WHILE new as a chief executive, Cape York Natural Resource Management boss Pip Schroor is hard pressed to list a community she hasn’t visited or an organisation she hasn’t worked with during her lifelong love affair with the area.
“I’m very new to being a CEO, and it feels really weird, but I have a level of comfort because I love the Cape,” Ms Schroor said of her new role.
“When the opportunity came up, it was the logical next step for me, and I honestly couldn’t think of working anywhere else.”
Ms Schroor is the first female CEO of the natural resource charity, and is no stranger to leading the way for women in a male-dominated field.
“I was the first female ranger in charge on the Cape when I worked at Kutini Payamu (Iron Range) National Park in 2009,” she said.
“For me, promoting women in conservation and mentoring and encouraging more women to work in the sector is something I’m passionate about.”
In addition to unbounded enthusiasm for her role and a passion for Cape York and its people, Ms Schroor’s professional background reads like a training guide for her new role.
“I was already working in the Cape region, then spent 15 years with Queensland Parks and Wildlife Service as a ranger,” she said.
After moving to Cairns in 2011 to have her daughter, Ms Schroor moved to QPWS’s joint management team, working with Aboriginal land trusts and corporations to help build their on-country NRM capacity.
Ms Schroor has also worked with the Torres and Cape Indigenous Councils Alliance as regional resilience coordinator, helping local governments from the Torres Strait to the Gulf and across the Cape to build disaster and climate change resilience and improve water and food security.
“What my staff at CYNRM currently do and help facilitate our partners to do is what I used to do. I used to do the weed spraying, light the fires, do the mapping and meet with stakeholders all across the Cape,” Ms Schroor said.
“What’s really important for me in this role is to connect my staff with the amazing people I’ve worked with in the Cape and get my staff to fall in love with and appreciate the Cape as much as I do.”
The CEO acknowledged that CYNRM had internal changes to make and lots of listening to do, as well as work building and strengthening stakeholder relationships.
“We haven’t worked as well as we could have but it’s a new day and now it’s about turning that around for the people of the Cape, the communities and the environment,” she said.

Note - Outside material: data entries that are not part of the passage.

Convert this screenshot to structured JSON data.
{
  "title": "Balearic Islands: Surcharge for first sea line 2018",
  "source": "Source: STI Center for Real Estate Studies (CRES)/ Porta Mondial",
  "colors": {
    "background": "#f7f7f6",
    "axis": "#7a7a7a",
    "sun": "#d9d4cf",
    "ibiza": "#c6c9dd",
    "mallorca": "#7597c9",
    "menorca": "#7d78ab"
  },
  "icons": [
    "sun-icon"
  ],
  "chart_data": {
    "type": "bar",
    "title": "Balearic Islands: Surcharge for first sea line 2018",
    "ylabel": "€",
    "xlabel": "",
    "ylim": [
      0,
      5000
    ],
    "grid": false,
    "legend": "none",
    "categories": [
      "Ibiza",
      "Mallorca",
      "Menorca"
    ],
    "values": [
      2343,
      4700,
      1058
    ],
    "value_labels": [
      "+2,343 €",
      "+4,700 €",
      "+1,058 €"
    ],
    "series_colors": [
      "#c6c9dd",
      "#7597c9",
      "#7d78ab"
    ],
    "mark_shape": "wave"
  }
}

“The priorities for me are looking at CYNRM as an organisation, re-looking at how we operate and our strategic plan to ensure we fit with the changing landscape of NRM on the Cape.
“That all goes hand in hand with listening and learning about what the Cape communities, people and organisations want and seizing new opportunities such as innovation in renewable energy and sustainability funding.”
Ms Schroor encouraged as many people as possible to attend the AGM on October 21.
“We’re going to have an open floor Q&A session about CYNRM and its future, we want to hear what the community and organisations want, warts and all, what they want to see, what works and what doesn’t,” she said.
“It’s a new day for CYNRM, I want to hear and learn the stories and then advocate at that state and federal government level to improve the livelihoods and culture and help raise the profile of Cape York.”